(2 of 3)
That, says Branson, is a load of rubbish. For the past two years, Virgin has bitterly opposed the impending AA-BA venture on the grounds that it would reduce competition and push up fares, particularly on the busiest and most lucrative routes, like London–New York City. "As a group, we will fight back as a fourth alliance. It will be a lot smaller, but we will use our collective strength and use quality as a real alternative. As I've long argued with my wife, size isn't everything," Branson says.
Unlike Lady Branson, presumably, airline passengers have considerably more options. But by aligning its carriers, Virgin aims to create an interalliance airline under one broad banner that can offer passengers a network covering Europe, the U.S. and the Pacific. Boasts Branson: "Only on Virgin can passengers fly around the world on one plane." Significantly, the company is linking its loyalty programs so that passengers can earn and redeem miles or points under any of Virgin's frequent-flyer programs.
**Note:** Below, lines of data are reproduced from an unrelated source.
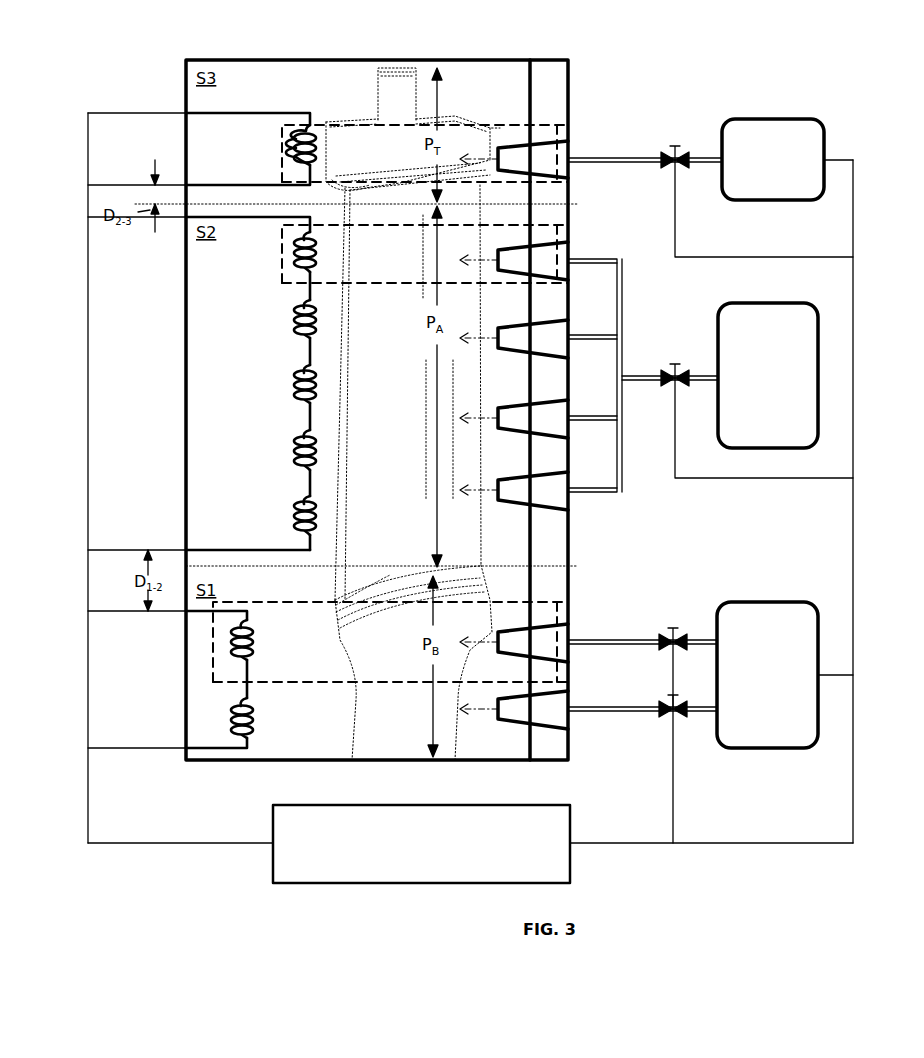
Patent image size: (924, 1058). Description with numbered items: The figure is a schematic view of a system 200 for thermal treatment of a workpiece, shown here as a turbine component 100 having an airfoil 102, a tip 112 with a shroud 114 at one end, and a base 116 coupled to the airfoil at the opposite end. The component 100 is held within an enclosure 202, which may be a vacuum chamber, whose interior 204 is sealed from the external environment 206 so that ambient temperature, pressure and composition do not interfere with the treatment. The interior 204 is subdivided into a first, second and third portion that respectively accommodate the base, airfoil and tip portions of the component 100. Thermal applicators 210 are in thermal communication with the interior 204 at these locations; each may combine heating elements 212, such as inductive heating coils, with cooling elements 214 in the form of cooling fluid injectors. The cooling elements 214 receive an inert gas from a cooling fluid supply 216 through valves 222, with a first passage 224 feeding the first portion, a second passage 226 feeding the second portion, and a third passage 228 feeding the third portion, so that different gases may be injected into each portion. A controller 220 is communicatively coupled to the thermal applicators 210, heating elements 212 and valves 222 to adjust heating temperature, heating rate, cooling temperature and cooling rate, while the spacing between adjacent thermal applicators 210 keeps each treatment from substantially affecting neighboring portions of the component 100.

The turbine component 100 is at (364, 76).
The airfoil 102 is at (408, 392).
The tip 112 is at (413, 153).
The shroud 114 is at (400, 98).
The base 116 is at (413, 662).
The system 200 is at (622, 86).
The enclosure 202 is at (570, 82).
The interior 204 is at (508, 90).
The external environment 206 is at (199, 458).
The thermal applicators 210 is at (558, 130).
The heating elements 212 is at (292, 150).
The cooling elements 214 is at (553, 163).
The cooling fluid supply 216 is at (785, 481).
The controller 220 is at (563, 844).
The valves 222 is at (678, 152).
The first passage 224 is at (614, 646).
The second passage 226 is at (620, 466).
The third passage 228 is at (636, 172).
Because the ownership of the carriers is still separate, Branson has to establish interline agreements to enable flyers to use one ticket and one baggage claim. Last year Virgin America established such an arrangement with Virgin Blue. Further demonstrating the brand's linkages, a swanky new Virgin terminal for its carriers is in the planning stages at Los Angeles International Airport. It will feature the kind of innovative and luxe clubhouse lounges Virgin is known for, with separate tiers for upper class, celebrities, economy class and even one for children.
Virgin is also embarking on an ambitious expansion plan. Virgin America recently announced a $4 billion deal with Airbus for 60 of its 150-seat A320 jets, effectively doubling the fleet's size. This year Virgin America launched service to Toronto and plans to expand further into Canada and Mexico. "We need new routes to put the planes somewhere," says Branson with a laugh. He hopes Honolulu will not be too far behind. The company says Virgin America will become profitable this year. Branson thinks that within four to five years he can grab 7% to 8% of the domestic U.S. market (about the size of Continental before its recently approved merger with United). "Our experience has been that wherever we put a plane in the U.S., we get load factors to be profitable," he says.
At the same time, Virgin is implementing a number of initiatives to create a consistent passenger experience across the airlines. For instance, a one-year crew cabin exchange between Virgin Blue and Virgin America starts in October. In-flight programming and entertainment are also being coordinated to emphasize uniformity. In essence, the hallmarks of Virgin, like the creature comforts it offers (onboard wi-fi, limousine pickup, high-quality food on demand, flat beds, decent legroom, mood lighting), will be translated into a more seamless flying experience. Looking One World, Sky and Star, Virgin Atlantic's CEO Steve Ridgway says, "They'll be powerful. But they won't be popular."
That's something the Virgin honchos are betting on. Flyers love Virgin's irreverence and its position as a 26-year-old upstart as much as they enjoy the neck rubs and in-flight Internet and on-time departures. It's something that Virgin Blue CEO John Borghetti says gave him pause when he was executive general manager at Qantas. "What made me nervous about Virgin when I was at Qantas was that they didn't know the meaning of the word impossible," he says. "That was dangerous."
Indeed, Virgin remains committed to pushing the outer bounds. A proponent of renewable energy, the carrier experimented last year with running jets on biofuels. Then there is Virgin Galactic. While many may view Virgin's pioneering suborbital travel as simply the whimsy of an eccentric billionaire, "space is our first monopoly," cracks Ridgway. Branson warns, "Don't underestimate the halo effect it will have on the brand" or its potential for everyday traveling. Virgin's engineers are working on leveraging Galactic's technology for use in intercontinental flights between the U.K. and Australia, which would shorten the flight time considerably, from 24 to 2.5 hours.
In the hand-to-hand combat that now constitutes airline travel, Virgin sees an advantage in disarming the customer with groovy planes and unexpectedly good service. Virgin's aircraft have been called everything from "multimillion-dollar flying iPods" to "boutique hotels in the air." In June, Virgin Atlantic announced a $70 million partnership with Panasonic to install an in-flight avionics system that will allow passengers the same range of connectivity they have on the ground, not to mention access to live broadcasts of sports and news.